Perhaps the millennials who seek temporary, part-time and independent employment will continue to prefer to find work for themselves and each other through leads on Facebook and gigs on LinkedIn. Later, rather than take a regular job they may choose to “upskill,” or expand their independent marketable capabilities.
In a 2014 paper entitled “Skill gaps, skill shortages and skill mismatches: Evidence for the U.S.” Peter Cappelli of The Wharton School doesn’t mince words. He believes that most mismatches are caused by the increased supply of knowledge workers in a marketplace with more diverse worker needs.
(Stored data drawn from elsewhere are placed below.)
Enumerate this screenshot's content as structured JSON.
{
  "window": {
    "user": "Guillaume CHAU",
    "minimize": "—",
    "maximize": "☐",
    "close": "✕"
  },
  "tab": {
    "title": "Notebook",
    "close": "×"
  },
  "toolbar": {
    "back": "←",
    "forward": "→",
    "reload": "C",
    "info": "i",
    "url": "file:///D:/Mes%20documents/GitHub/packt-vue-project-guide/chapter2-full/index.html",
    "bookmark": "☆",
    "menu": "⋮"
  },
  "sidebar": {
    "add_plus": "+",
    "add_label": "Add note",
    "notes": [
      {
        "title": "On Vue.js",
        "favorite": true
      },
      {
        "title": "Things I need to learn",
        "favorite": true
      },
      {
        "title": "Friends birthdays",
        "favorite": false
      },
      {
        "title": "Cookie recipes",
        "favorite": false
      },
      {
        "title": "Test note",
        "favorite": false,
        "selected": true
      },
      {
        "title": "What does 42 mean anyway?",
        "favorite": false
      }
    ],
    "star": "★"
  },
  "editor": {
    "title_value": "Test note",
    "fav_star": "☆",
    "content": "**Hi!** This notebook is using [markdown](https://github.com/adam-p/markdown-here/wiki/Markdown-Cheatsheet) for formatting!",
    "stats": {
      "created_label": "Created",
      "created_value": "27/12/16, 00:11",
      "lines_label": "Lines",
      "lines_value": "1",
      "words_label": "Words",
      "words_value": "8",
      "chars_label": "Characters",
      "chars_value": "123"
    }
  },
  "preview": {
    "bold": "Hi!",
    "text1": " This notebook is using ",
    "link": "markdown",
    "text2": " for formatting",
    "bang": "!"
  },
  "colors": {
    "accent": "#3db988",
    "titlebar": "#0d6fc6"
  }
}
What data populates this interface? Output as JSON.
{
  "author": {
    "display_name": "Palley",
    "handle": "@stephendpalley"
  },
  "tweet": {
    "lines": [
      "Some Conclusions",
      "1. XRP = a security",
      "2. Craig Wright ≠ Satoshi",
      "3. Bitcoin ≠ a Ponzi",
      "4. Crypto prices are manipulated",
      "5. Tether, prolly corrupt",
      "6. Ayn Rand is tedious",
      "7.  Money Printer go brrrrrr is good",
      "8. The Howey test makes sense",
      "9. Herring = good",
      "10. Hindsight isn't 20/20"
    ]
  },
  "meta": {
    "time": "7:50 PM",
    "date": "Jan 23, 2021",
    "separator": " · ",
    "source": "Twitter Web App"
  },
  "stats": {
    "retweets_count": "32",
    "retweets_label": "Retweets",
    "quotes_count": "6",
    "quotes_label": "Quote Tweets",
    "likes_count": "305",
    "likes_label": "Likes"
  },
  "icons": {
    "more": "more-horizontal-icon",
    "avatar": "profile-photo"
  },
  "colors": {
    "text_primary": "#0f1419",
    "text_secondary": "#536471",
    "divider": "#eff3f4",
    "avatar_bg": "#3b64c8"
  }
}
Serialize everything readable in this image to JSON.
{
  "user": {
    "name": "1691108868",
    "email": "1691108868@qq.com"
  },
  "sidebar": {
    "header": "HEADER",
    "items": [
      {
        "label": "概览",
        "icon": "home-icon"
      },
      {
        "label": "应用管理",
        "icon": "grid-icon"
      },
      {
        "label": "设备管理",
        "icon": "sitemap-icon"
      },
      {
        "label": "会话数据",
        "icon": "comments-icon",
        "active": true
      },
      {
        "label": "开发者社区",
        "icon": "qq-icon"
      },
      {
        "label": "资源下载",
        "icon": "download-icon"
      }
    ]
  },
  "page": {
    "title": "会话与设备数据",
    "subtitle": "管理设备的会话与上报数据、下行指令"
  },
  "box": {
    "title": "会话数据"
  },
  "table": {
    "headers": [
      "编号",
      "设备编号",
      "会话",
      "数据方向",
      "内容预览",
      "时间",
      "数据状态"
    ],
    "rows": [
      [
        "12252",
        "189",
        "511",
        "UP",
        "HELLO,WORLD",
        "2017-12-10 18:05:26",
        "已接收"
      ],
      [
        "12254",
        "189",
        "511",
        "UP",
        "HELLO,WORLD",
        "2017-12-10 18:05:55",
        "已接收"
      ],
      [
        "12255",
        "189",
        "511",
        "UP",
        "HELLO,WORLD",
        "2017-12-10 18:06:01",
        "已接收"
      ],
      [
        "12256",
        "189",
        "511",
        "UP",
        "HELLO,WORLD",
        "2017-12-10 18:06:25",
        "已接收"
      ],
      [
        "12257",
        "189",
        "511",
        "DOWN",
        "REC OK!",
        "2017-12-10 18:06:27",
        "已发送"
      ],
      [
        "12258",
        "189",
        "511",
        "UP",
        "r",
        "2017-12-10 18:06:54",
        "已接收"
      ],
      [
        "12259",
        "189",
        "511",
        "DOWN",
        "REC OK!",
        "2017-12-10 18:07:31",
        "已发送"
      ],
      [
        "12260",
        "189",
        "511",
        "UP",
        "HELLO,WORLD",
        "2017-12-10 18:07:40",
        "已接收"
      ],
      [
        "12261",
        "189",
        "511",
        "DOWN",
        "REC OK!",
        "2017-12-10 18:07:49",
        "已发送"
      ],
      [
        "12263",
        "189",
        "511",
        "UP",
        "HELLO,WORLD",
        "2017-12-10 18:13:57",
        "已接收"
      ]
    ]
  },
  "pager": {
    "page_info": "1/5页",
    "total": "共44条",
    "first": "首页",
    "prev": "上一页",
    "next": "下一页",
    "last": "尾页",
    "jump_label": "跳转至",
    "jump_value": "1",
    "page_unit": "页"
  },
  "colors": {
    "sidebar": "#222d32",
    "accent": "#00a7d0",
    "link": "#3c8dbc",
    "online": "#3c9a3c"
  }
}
“Objective evidence from government data and other sources does not support any of the claims about skill problems,” Cappelli concludes. “In fact, the evidence appears to be compelling that the U.S. is experiencing exactly the opposite problem, a substantial skills mismatch in the form of individuals with more education than their current jobs require and a surplus of educated and skilled workers who cannot find jobs at all, let alone jobs appropriate for their education and skill level.” Cappelli thinks that many, perhaps most, employer problems with hiring appear to be self-inflicted, such as inadequate pay and training. That’s a harsh judgment.
Cappelli builds his case. Declines in employee tenure mean more turnover and more hiring. The emphasis on experience rather than academic skills is tough on young candidates. Training is often inadequate. Apprenticeship systems are declining. Employers seek specific rather than general skills.
The attributes of accountability and motivation are associated, Cappelli notes, with growing up. “How schools can accelerate that process and make 18-year-olds act like 28-year-olds,” he writes dryly, “is not clear.” He expresses doubts that employers should transfer their training responsibilities to educational organizations, an increasingly common practice.